One analyst raised concerns on the risks inherent in South- Sudan, which are heavily influenced by the history of fighting with its bitter neighbour, Sudan.
“There are still political problems between Sudan and South. They are bombing each other,” Claassen added.
Letshego reports in Pula and currency is another factor considered when it enters a market and exchange rates have been changed in Ghana and Sudan recently.
“Our concern is the devaluation of the Sudan currency”. Letshego, which is a Botswana listed and domiciled consumer lender, operations in Botswana, Mozambique, Namibia, Swaziland, Tanzania, Uganda and Zambia.
Swaziland is also a complicated market the economy there is heavily reliant on SACU revenues with 50 percent of the GDP reliant on custom takings.
Claassen said this is made by loss of investor confidence in South Africa, which has seen the Africa’s largest economy losing investors to countries like Kenya and Brazil, which could affect SACU receipts.
“It affects us here,” Claassen noted.
The Mozambique operation that was launched in February is already playing a significant role in the group’s margins.
The Maputo operation is expected to help reduce profitability over-reliance on Botswana.
Claassen estimates that Mozambique has the potential to contribute 20 percent of the group’s profits in the future. The company plans to have a branch in each province of the country by the end of 2012.
Currently Letshego is the one micro lender with a deduction code in that market, which is not easy for competition to come in.
Letshego has 7, 000 customers in Mozambique and has accumulated P160 million worth of assets since it started operations there.
The company is also in the process of acquiring 62.52 percent of the company’s issued capital in Micro Africa Limited (MAL), a private company incorporated in Kenya that will give it direct access to markets in the Eastern and Central Africa.
MAL currently has operations through subsidiaries in Rwanda, South Sudan and Uganda and an associated company in Tanzania.

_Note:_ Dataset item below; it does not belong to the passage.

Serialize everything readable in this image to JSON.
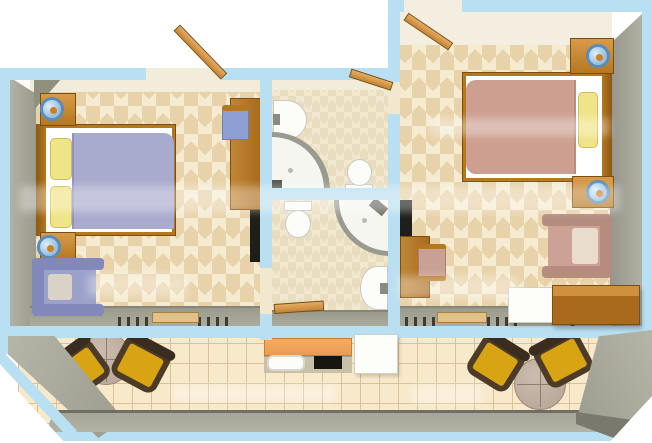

The group results for the period ended 31, January, 2012 showed advances to increased by 32 percent to just over P3 billion mark from P2.3 billion in 2011.
The group’s profits before taxation increased 13 percent to P711.2 million while profit after taxation increased 22 percent to P577.8 million.
Letshego said 37 percent of profits before taxation were generated outside Botswana, versus 34 percent same measure last year, indicating that a steadily growing component of the group’s business is being diversified across Africa.
Botswana’s loan book is currently bigger that other subsidiaries, but the gap is narrowing.
In a circular earlier this year, Letshego said loan book outside of Botswana now represents 40 percent of total loans compared to 33 percent in the same period in 2011 as shown by the audited results for the year ended 31 January 2012.
Previously, the Botswana subsidiary accounted for between 80 ÔÇô 90 percent of the group’s loan book explained mainly because the company originated here.